Fatigue, tiredness, weariness, bloody exhaustion – yes, it’s all part of Ms Alzheimer’s merry-go-round. And, with her usual lack of discrimination, she gets the whole household, not just her target victim.
My Loved One is perpetually, permanently, constantly tired. That is, I presume, a symptom of the mixed dementias which seem to be felling him alongside good (bad) old Alzheimer’s. The fatigue is supposed to be at least partly related to his low Vitamin B12 levels for which he has 12-weekly top-up injections but I can’t say I’ve noticed them making much difference. So we have to live with it.
The effort of getting up, dressing and eating breakfast usually tires him so much that he (usually accompanied by our delighted feline monster who adores sleepy, sedentary people) sits on the sofa to look at the newspaper but nods off within a few minutes. Sometimes he’s so tired he will wander upstairs and lie on the bed for a daytime snooze, especially in the afternoons. From choice if nothing else is happening he likes to head for bed by about 9pm. He’s also developing a habit of narcoleptic disappearance whatever he happens to be doing – I’ve seen his sleepy head almost drop into his dinner plate, for instance, and he rarely stays fully awake in a theatre or concert hall. The only place he doesn’t fall asleep is in the car. Perhaps that’s a comment on my driving.
The tiredness is also related to broken nights. MLO wakes up frequently needing to go to the bathroom. This was so for some years before the Alzheimer’s diagnosis actually, but back then he used to manage it solo and quietly. Today it’s much more often – sometimes every 20 minutes or so in the early part of the night and he needs help to avoid – ahem – “accidents” so I’m in and out of bed all night too.
Yes, before you ask the obvious question (and I’m beyond delicacy) we’ve got all the protectors etc to deal with leakage. I loathe the implications of the word “nappy” but there it is. MLO, however, is a sensitive grown up and if he feels a call of nature he, understandably, wants to heed it – in the bathroom. Dignity and all that. So there’s a lot of laborious lumbering out of bed with me propelling him from behind by the shoulders because he’s often forgotten where the bathroom actually is.
It’s odd too. This whole bathroom business brings out the worst in him. In general MLO is compliant and sweet natured (more so than in the past when he was well, for the record) and usually takes my bossy instructions about every aspect of life on the chin without making a fuss. He’s grateful, I suppose, at some level, that I tell him what’s going on and what he has to do because he often hasn’t got a clue. The only time he really snaps at me is when I say, perhaps, at 1.30am. “No, you don’t need to get out of bed. You really don’t. You went ten minutes ago. Trust me. You really did”. I never win. And out we trudge in tandem. Again.
So broken nights simply have to be contended with. And it means, obviously, that I’m nearly as tired as he is. It is months now since I got more than two hours’ sleep at a stretch (other than went on a music course for three blissful nights last month) and often I have to be content with much shorter serial mini-sleeps but I can’t rest during the day to compensate because I have work – domestic and professional – which has to be done and commitments in my diary. Onwards and upwards is what it has to be. You do, as every new parent knows, gradually adjust and adapt to sleeping in short bursts. You become an accomplished opportunist sleeper but that doesn’t mean you don’t feel tired. In fact it’s like permanent jet lag.

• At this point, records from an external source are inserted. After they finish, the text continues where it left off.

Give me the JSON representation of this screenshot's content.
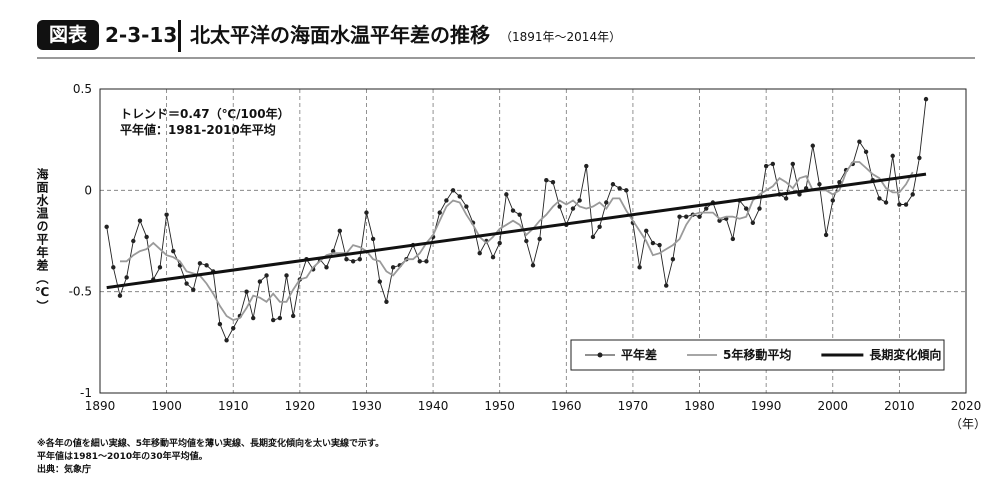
{
  "chart_data": {
    "type": "line",
    "title_badge": "図表",
    "figure_number": "2-3-13",
    "title": "北太平洋の海面水温平年差の推移",
    "subtitle": "（1891年～2014年）",
    "annotations": [
      "トレンド＝0.47（℃/100年）",
      "平年値：1981-2010年平均"
    ],
    "y_label": "海面水温の平年差（℃）",
    "x_label": "（年）",
    "notes": [
      "※各年の値を細い実線、5年移動平均値を薄い実線、長期変化傾向を太い実線で示す。",
      "平年値は1981～2010年の30年平均値。",
      "出典：気象庁"
    ],
    "x": [
      1891,
      1892,
      1893,
      1894,
      1895,
      1896,
      1897,
      1898,
      1899,
      1900,
      1901,
      1902,
      1903,
      1904,
      1905,
      1906,
      1907,
      1908,
      1909,
      1910,
      1911,
      1912,
      1913,
      1914,
      1915,
      1916,
      1917,
      1918,
      1919,
      1920,
      1921,
      1922,
      1923,
      1924,
      1925,
      1926,
      1927,
      1928,
      1929,
      1930,
      1931,
      1932,
      1933,
      1934,
      1935,
      1936,
      1937,
      1938,
      1939,
      1940,
      1941,
      1942,
      1943,
      1944,
      1945,
      1946,
      1947,
      1948,
      1949,
      1950,
      1951,
      1952,
      1953,
      1954,
      1955,
      1956,
      1957,
      1958,
      1959,
      1960,
      1961,
      1962,
      1963,
      1964,
      1965,
      1966,
      1967,
      1968,
      1969,
      1970,
      1971,
      1972,
      1973,
      1974,
      1975,
      1976,
      1977,
      1978,
      1979,
      1980,
      1981,
      1982,
      1983,
      1984,
      1985,
      1986,
      1987,
      1988,
      1989,
      1990,
      1991,
      1992,
      1993,
      1994,
      1995,
      1996,
      1997,
      1998,
      1999,
      2000,
      2001,
      2002,
      2003,
      2004,
      2005,
      2006,
      2007,
      2008,
      2009,
      2010,
      2011,
      2012,
      2013,
      2014
    ],
    "series": [
      {
        "name": "平年差",
        "color": "#222222",
        "style": "points",
        "values": [
          -0.18,
          -0.38,
          -0.52,
          -0.43,
          -0.25,
          -0.15,
          -0.23,
          -0.44,
          -0.38,
          -0.12,
          -0.3,
          -0.37,
          -0.46,
          -0.49,
          -0.36,
          -0.37,
          -0.4,
          -0.66,
          -0.74,
          -0.68,
          -0.62,
          -0.5,
          -0.63,
          -0.45,
          -0.42,
          -0.64,
          -0.63,
          -0.42,
          -0.62,
          -0.44,
          -0.34,
          -0.39,
          -0.34,
          -0.38,
          -0.3,
          -0.2,
          -0.34,
          -0.35,
          -0.34,
          -0.11,
          -0.24,
          -0.45,
          -0.55,
          -0.38,
          -0.37,
          -0.34,
          -0.27,
          -0.35,
          -0.35,
          -0.23,
          -0.11,
          -0.05,
          0.0,
          -0.03,
          -0.08,
          -0.16,
          -0.31,
          -0.25,
          -0.33,
          -0.26,
          -0.02,
          -0.1,
          -0.12,
          -0.25,
          -0.37,
          -0.24,
          0.05,
          0.04,
          -0.08,
          -0.17,
          -0.09,
          -0.05,
          0.12,
          -0.23,
          -0.18,
          -0.06,
          0.03,
          0.01,
          0.0,
          -0.16,
          -0.38,
          -0.2,
          -0.26,
          -0.27,
          -0.47,
          -0.34,
          -0.13,
          -0.13,
          -0.12,
          -0.13,
          -0.09,
          -0.06,
          -0.15,
          -0.14,
          -0.24,
          -0.05,
          -0.09,
          -0.16,
          -0.09,
          0.12,
          0.13,
          -0.02,
          -0.04,
          0.13,
          -0.02,
          0.01,
          0.22,
          0.03,
          -0.22,
          -0.05,
          0.04,
          0.1,
          0.13,
          0.24,
          0.19,
          0.05,
          -0.04,
          -0.06,
          0.17,
          -0.07,
          -0.07,
          -0.02,
          0.16,
          0.45
        ]
      },
      {
        "name": "5年移動平均",
        "color": "#9a9a9a",
        "style": "line",
        "values": [
          null,
          null,
          -0.35,
          -0.35,
          -0.32,
          -0.3,
          -0.29,
          -0.26,
          -0.29,
          -0.32,
          -0.33,
          -0.35,
          -0.4,
          -0.41,
          -0.42,
          -0.46,
          -0.51,
          -0.57,
          -0.62,
          -0.64,
          -0.63,
          -0.58,
          -0.52,
          -0.53,
          -0.55,
          -0.51,
          -0.55,
          -0.55,
          -0.49,
          -0.44,
          -0.43,
          -0.38,
          -0.35,
          -0.32,
          -0.31,
          -0.31,
          -0.31,
          -0.27,
          -0.28,
          -0.3,
          -0.34,
          -0.35,
          -0.4,
          -0.42,
          -0.38,
          -0.34,
          -0.34,
          -0.31,
          -0.26,
          -0.22,
          -0.15,
          -0.08,
          -0.05,
          -0.06,
          -0.12,
          -0.17,
          -0.23,
          -0.26,
          -0.23,
          -0.19,
          -0.17,
          -0.15,
          -0.17,
          -0.22,
          -0.19,
          -0.15,
          -0.12,
          -0.08,
          -0.05,
          -0.07,
          -0.05,
          -0.08,
          -0.09,
          -0.08,
          -0.06,
          -0.09,
          -0.04,
          -0.04,
          -0.1,
          -0.15,
          -0.2,
          -0.25,
          -0.32,
          -0.31,
          -0.29,
          -0.27,
          -0.24,
          -0.17,
          -0.12,
          -0.11,
          -0.11,
          -0.11,
          -0.14,
          -0.13,
          -0.13,
          -0.14,
          -0.13,
          -0.05,
          -0.02,
          0.0,
          0.02,
          0.06,
          0.04,
          0.01,
          0.06,
          0.07,
          0.0,
          0.0,
          0.0,
          -0.02,
          0.0,
          0.09,
          0.14,
          0.14,
          0.11,
          0.08,
          0.06,
          0.01,
          -0.01,
          -0.01,
          0.03,
          0.09,
          null,
          null
        ]
      },
      {
        "name": "長期変化傾向",
        "color": "#111111",
        "style": "trend",
        "x": [
          1891,
          2014
        ],
        "values": [
          -0.48,
          0.08
        ]
      }
    ],
    "xlim": [
      1890,
      2020
    ],
    "xticks": [
      1890,
      1900,
      1910,
      1920,
      1930,
      1940,
      1950,
      1960,
      1970,
      1980,
      1990,
      2000,
      2010,
      2020
    ],
    "ylim": [
      -1,
      0.5
    ],
    "yticks": [
      0.5,
      0,
      -0.5,
      -1
    ],
    "grid": true,
    "legend": "lower right"
  }
}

Even a healthy body like mine will try to claw back sleep deficit too. I rarely complete the 25 min train journey into central London without “losing myself” for example and I often find I can’t read more than a page or to of a book before I’m gone. It’s like a plug falling out.

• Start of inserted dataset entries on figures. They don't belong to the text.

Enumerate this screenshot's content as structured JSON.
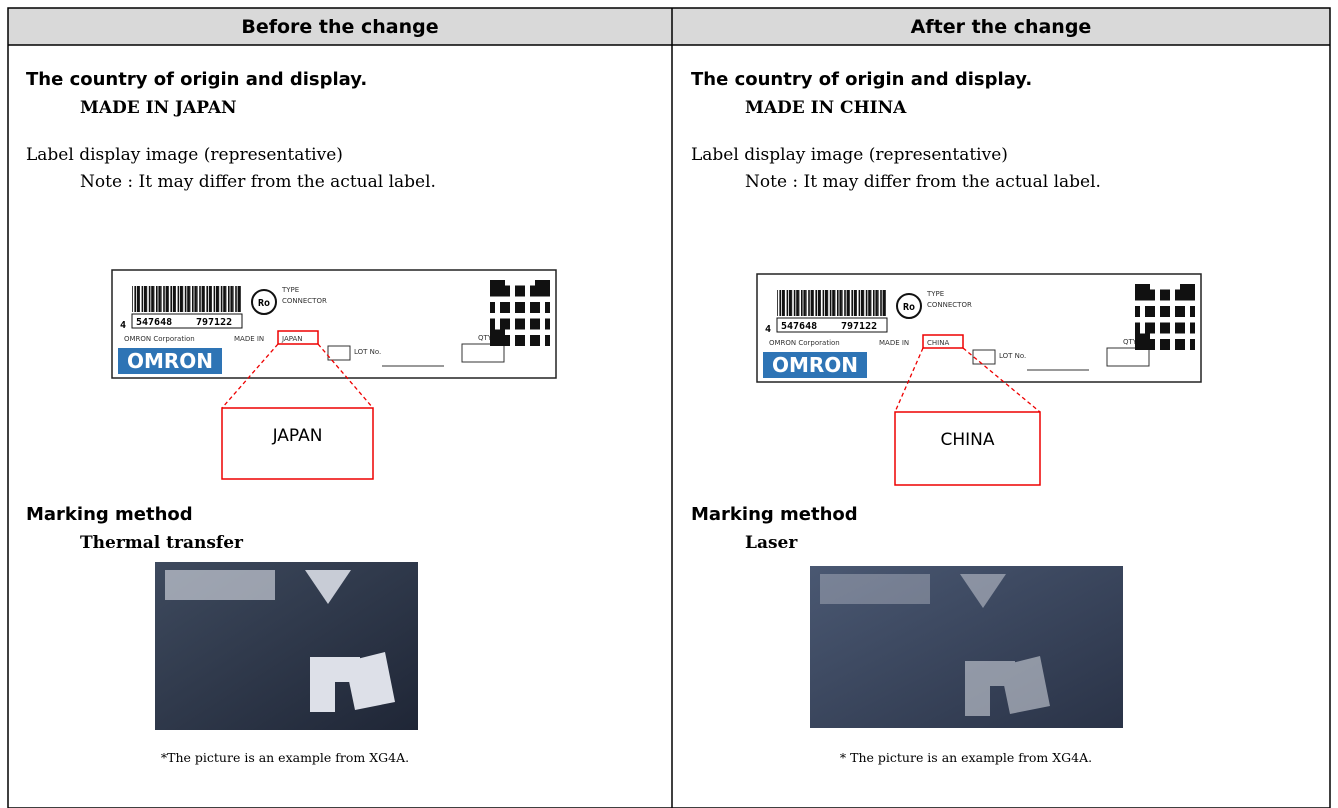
{
  "header": {
    "columns": [
      "Before the change",
      "After the change"
    ]
  },
  "columns": [
    {
      "origin_heading": "The country of origin and display.",
      "origin_value": "MADE IN JAPAN",
      "label_heading": "Label display image (representative)",
      "label_note": "Note : It may differ from the actual label.",
      "label": {
        "lead_digit": "4",
        "barcode_left": "547648",
        "barcode_right": "797122",
        "mark": "Ro",
        "type": "TYPE",
        "product": "CONNECTOR",
        "company": "OMRON Corporation",
        "made_in": "MADE IN",
        "country": "JAPAN",
        "lot": "LOT No.",
        "qty": "QTY",
        "brand": "OMRON"
      },
      "callout": "JAPAN",
      "marking_heading": "Marking method",
      "marking_value": "Thermal transfer",
      "caption": "*The picture is an example from XG4A."
    },
    {
      "origin_heading": "The country of origin and display.",
      "origin_value": "MADE IN CHINA",
      "label_heading": "Label display image (representative)",
      "label_note": "Note : It may differ from the actual label.",
      "label": {
        "lead_digit": "4",
        "barcode_left": "547648",
        "barcode_right": "797122",
        "mark": "Ro",
        "type": "TYPE",
        "product": "CONNECTOR",
        "company": "OMRON Corporation",
        "made_in": "MADE IN",
        "country": "CHINA",
        "lot": "LOT No.",
        "qty": "QTY",
        "brand": "OMRON"
      },
      "callout": "CHINA",
      "marking_heading": "Marking method",
      "marking_value": "Laser",
      "caption": "* The picture is an example from XG4A."
    }
  ]
}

There have, moreover, been a couple of occasions in recent months when I have sensibly, but very crossly, cancelled jobs involving longish drives because I have slept so little the previous night that I’m terrified of nodding off at the wheel. That’s the tiresome Ms A compromising my work opportunities again. She really is pernicious.
It is often said that people with dementia become increasingly like babies. It’s a lousy analogy. There’s something wonderfully, powerfully, hopeful in a new baby so that, in the scheme of things, you don’t really mind that much how many times he or she demands attention in the night. You know it won’t be for ever. Infant and parent have a future to strive for. It’s a completely different kettle of fish when, fuzzy with tiredness, you know that this is a reverse journey.